On June 30, a general shareholders’ meeting of the Bulgarian Stock Exchange (BSE) will discuss a letter from The Bulgarian Association of Licensed Investment Intermediaries (BALII) which demands a complete change of the BSE’s management.
In the letter, published on June 24, BALII demanded that the BSE’s board of directors be changed because “the governing style of the BSE’s management in the past year was marked by sidelining the opinions of professionals in the field”. The letter said that BSE management had kept them in the dark when taking decisions.
BALII’s members are shareholders at the BSE. The biggest shareholder is the Finance Ministry with its 44 per cent.

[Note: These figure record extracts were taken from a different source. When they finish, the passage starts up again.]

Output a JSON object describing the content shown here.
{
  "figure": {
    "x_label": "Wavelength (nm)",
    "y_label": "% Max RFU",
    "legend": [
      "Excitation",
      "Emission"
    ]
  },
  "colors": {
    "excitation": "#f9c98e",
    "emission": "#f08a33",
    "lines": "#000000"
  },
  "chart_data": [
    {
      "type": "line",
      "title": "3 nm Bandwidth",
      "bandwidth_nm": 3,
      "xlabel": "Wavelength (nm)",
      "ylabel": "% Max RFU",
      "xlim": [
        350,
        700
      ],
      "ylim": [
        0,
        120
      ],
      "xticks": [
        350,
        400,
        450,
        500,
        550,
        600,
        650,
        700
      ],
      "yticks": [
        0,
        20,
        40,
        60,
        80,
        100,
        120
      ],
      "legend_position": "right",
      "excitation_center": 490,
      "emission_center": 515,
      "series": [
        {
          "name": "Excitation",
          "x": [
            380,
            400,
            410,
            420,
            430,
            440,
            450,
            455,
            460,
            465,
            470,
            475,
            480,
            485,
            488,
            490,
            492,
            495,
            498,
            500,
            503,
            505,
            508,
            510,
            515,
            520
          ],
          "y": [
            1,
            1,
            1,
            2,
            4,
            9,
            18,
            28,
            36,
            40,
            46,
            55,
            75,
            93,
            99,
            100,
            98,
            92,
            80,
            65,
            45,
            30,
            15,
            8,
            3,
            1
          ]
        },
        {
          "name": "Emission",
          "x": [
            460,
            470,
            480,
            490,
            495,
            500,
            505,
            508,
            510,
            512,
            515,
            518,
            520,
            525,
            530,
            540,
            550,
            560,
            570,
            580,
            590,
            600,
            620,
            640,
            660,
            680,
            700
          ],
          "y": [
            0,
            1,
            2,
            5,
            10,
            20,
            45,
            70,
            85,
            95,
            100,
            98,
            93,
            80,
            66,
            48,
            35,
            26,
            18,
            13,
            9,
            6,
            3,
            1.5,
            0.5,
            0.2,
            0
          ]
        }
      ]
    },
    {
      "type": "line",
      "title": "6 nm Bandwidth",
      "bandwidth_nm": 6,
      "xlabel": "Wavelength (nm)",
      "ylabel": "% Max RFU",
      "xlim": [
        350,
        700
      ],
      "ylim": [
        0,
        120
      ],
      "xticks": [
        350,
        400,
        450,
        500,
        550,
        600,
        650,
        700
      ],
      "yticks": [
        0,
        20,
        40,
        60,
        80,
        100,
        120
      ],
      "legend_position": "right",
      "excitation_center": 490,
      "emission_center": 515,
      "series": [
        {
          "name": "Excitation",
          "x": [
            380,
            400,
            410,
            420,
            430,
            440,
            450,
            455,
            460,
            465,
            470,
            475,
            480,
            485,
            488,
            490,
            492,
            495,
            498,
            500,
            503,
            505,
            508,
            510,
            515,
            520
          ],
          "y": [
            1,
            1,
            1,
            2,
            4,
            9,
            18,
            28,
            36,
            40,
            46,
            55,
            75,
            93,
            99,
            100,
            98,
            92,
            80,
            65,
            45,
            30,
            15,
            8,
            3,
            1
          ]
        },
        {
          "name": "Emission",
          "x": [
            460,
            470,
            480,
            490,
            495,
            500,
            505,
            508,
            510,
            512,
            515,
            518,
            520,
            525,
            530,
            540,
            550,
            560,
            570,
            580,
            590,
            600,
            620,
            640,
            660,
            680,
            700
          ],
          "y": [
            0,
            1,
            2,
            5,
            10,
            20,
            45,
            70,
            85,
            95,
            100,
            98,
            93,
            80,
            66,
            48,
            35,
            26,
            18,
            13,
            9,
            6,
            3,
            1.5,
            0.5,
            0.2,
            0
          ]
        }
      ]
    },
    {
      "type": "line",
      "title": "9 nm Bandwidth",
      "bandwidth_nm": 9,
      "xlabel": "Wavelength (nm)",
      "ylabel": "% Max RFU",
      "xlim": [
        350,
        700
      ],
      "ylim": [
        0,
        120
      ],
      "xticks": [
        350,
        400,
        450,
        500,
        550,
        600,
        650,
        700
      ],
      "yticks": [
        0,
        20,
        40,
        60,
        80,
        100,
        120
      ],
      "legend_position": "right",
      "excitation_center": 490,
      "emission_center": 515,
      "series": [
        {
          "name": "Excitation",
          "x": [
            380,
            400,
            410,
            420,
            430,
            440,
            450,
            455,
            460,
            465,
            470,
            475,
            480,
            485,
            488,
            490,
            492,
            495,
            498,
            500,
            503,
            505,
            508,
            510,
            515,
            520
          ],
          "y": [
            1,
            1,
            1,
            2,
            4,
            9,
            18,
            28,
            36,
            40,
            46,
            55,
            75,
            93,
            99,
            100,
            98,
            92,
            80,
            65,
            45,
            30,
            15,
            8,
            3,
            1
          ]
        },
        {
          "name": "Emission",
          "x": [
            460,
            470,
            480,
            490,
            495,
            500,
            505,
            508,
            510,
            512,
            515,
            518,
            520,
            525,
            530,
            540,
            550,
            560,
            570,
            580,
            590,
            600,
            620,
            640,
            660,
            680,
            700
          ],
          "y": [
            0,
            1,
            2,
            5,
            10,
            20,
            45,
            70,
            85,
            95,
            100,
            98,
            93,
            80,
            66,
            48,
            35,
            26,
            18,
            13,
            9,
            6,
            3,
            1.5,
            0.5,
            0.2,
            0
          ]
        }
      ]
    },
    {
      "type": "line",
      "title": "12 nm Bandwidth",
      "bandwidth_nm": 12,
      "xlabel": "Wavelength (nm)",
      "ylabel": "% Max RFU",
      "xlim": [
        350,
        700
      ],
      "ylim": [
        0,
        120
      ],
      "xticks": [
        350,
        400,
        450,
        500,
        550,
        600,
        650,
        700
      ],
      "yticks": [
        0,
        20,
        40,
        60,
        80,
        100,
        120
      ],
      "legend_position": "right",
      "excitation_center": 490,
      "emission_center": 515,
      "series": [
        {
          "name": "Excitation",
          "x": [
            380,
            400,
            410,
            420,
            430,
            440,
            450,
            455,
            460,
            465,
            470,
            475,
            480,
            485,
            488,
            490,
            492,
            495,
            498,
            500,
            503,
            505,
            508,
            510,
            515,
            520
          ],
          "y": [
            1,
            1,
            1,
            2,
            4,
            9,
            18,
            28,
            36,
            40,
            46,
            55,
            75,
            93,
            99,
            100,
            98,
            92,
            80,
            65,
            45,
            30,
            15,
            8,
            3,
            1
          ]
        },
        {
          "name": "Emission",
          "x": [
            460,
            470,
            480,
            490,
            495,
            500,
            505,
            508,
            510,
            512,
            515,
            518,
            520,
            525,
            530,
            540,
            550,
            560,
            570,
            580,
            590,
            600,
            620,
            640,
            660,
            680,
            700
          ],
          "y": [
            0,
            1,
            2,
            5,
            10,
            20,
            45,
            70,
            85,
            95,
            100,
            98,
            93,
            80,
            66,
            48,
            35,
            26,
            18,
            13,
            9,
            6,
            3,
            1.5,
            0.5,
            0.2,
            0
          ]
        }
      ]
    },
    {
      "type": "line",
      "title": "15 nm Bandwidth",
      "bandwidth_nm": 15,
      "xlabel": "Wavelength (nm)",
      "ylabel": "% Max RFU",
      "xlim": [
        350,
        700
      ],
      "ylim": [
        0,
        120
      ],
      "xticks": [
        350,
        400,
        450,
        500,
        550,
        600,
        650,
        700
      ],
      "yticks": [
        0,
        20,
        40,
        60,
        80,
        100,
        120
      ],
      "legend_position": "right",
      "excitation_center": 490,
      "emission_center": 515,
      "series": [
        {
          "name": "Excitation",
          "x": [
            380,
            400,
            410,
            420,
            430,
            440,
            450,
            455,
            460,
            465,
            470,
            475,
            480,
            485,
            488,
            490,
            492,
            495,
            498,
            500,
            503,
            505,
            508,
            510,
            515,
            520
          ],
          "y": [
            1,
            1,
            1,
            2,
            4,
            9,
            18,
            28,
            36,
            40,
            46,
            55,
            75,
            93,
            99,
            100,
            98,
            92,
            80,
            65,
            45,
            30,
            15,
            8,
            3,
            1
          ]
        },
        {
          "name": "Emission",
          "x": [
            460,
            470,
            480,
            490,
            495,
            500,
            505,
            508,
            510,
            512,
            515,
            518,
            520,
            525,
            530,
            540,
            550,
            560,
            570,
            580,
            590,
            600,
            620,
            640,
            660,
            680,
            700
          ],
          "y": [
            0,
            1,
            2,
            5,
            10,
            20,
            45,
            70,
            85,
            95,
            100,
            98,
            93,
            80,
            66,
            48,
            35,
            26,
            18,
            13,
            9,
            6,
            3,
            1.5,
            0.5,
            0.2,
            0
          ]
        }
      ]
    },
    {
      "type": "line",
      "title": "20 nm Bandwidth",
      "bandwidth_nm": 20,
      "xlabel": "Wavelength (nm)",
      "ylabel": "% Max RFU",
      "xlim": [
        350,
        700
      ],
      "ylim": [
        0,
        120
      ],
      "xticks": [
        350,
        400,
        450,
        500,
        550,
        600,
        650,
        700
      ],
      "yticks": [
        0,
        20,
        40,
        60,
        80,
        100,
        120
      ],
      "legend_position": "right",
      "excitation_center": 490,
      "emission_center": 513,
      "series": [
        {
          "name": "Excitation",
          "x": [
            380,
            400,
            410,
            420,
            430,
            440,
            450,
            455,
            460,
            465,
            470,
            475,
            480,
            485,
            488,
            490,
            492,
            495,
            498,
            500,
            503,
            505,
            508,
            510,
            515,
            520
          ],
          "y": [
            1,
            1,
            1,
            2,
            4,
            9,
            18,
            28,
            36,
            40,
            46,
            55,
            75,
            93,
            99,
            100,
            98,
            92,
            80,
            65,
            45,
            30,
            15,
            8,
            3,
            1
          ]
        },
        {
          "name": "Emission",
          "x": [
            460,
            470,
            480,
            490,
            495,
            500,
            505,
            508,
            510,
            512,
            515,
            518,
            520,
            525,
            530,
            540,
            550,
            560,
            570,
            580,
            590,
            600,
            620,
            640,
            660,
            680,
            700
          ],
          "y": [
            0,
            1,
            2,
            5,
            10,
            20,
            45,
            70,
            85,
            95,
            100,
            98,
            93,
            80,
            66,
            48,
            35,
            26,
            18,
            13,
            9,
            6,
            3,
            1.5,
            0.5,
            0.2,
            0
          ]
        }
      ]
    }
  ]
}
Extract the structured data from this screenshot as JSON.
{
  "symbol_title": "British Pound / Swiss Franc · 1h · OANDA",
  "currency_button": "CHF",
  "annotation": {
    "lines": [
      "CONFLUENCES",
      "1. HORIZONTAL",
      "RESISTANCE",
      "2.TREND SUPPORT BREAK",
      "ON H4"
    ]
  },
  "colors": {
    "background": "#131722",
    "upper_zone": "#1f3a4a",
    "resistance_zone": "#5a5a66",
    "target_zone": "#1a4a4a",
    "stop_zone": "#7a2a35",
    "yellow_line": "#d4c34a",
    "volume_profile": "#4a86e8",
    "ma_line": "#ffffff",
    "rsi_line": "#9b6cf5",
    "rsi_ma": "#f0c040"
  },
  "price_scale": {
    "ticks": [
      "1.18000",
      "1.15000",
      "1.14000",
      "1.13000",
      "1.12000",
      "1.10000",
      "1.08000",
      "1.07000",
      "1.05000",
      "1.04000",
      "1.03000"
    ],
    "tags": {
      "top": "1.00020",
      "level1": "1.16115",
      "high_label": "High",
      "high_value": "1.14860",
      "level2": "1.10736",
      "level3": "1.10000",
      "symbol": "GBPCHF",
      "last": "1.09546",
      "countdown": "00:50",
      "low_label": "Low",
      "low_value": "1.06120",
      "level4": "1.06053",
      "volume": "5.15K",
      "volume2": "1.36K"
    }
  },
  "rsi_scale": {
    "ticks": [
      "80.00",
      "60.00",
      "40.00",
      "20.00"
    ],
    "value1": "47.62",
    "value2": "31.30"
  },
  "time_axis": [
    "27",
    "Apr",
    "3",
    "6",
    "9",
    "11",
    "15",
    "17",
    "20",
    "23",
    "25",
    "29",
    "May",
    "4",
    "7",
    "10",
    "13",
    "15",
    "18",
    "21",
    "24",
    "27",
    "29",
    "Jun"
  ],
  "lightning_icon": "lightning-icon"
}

The remaining stocks are split between investment intermediaries, commercial banks, institutional investors and physical entities.
The letter did acknowledge the BSE’s good financial results in 2007 but described them as insufficient and said that BALII’s members should have better representation on the board of directors. The Sofia Echo tried to contact BALII but could not reach them on the phone.
BALII’s letter came as BSE’s current management announced plans to pay out as a dividend 50 per cent of the profit after mandatory reserves and to give bonuses to board members. Shareholders will also vote on profit sharing worth a quarter of 2007 board members’ salaries.
This means that on June 30 the BSE will distribute 2.36 million leva, or a gross dividend of 0.40 leva a share, of its total profit of 5.2 million leva for 2007. In 2006 the BSE had a total profit of 1.67 million leva, which led to the BSE making its first dividend payout of 0.25 leva a share.
Overall, the BSE has a share capital of 5.87 million leva and its equity capital stood at 11.7 million leva in 2007. The profits from the two previous years went to a capital hike to 5.87 million leva from 293 393 leva. On June 25, the total daily turnover at the BSE was 8753 090 leva.
The June 30 shareholders’ meeting will take place against the background of the launch of the BSE’s new trading platform Xetra on June 16, allowing more than 5000 stocks trading on the BSE to be visible by foreign financial houses and traders licensed to trade on other Xetra-traded exchanges elsewhere in the world. The process was marked by serious difficulties which almost led to the postponement of the launch. In the end, it was given the green light. The German XETRA trading system replaces the RTS system used until now and its implementation is in compliance with the stipulations of a five-year contract with Deutsche Bourse.